Selain itu, pemanfaatan kecerdasan buatan untuk analisis data pemain menjadi perhatian tim pelatih dan analis. Dengan pemrosesan data real-time mengenai kebugaran, posisi, dan pola gerak, tim dapat menyusun strategi yang lebih adaptif selama pertandingan berlangsung.
Dari sisi penyiaran, penggunaan jaringan 5G memungkinkan transmisi video berkualitas tinggi kepada penonton di seluruh dunia. Hal ini membuka peluang bagi pengalaman imersif melalui realitas virtual dan augmented reality yang dapat diakses langsung dari perangkat pribadi.
Dampak teknologi ini tidak hanya terbatas pada aspek kompetisi, tetapi juga mencakup keberlanjutan event. Sistem manajemen energi berbasis IoT di stadion serta solusi transportasi pintar untuk mengurangi emisi karbon menjadi bagian dari persiapan yang sedang dilakukan.
Latar belakang penerapan teknologi ini berakar dari kebutuhan FIFA untuk menjaga integritas permainan di tengah meningkatnya kompleksitas aturan dan ekspektasi global.

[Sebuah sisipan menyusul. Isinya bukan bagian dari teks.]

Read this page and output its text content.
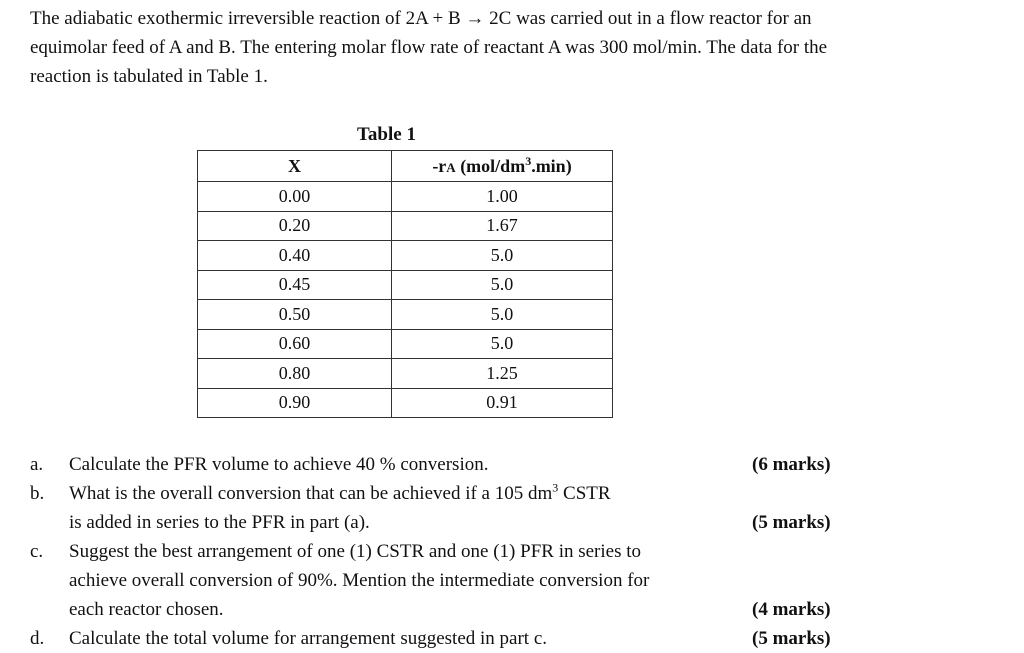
The adiabatic exothermic irreversible reaction of 2A + B → 2C was carried out in a flow reactor for an equimolar feed of A and B. The entering molar flow rate of reactant A was 300 mol/min. The data for the reaction is tabulated in Table 1.

Table 1

X	-rA $(mol/dm^3.\min)$
0.00	1.00
0.20	1.67
0.40	5.0
0.45	5.0
0.50	5.0
0.60	5.0
0.80	1.25
0.90	0.91
a. Calculate the PFR volume to achieve 40 % conversion.	(6 marks)
b. What is the overall conversion that can be achieved if a 105 $dm^3$ CSTR
is added in series to the PFR in part (a).	(5 marks)
c. Suggest the best arrangement of one (1) CSTR and one (1) PFR in series to
achieve overall conversion of 90%. Mention the intermediate conversion for
each reactor chosen.	(4 marks)
d. Calculate the total volume for arrangement suggested in part c.	(5 marks)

Penggunaan data analitik juga membantu mengidentifikasi potensi cedera lebih dini, sehingga dapat meningkatkan keselamatan pemain secara keseluruhan.
Secara keseluruhan, Piala Dunia 2026 menjadi ajang demonstrasi bagaimana teknologi dapat mendukung nilai-nilai fundamental olahraga sekaligus memenuhi tuntutan era digital.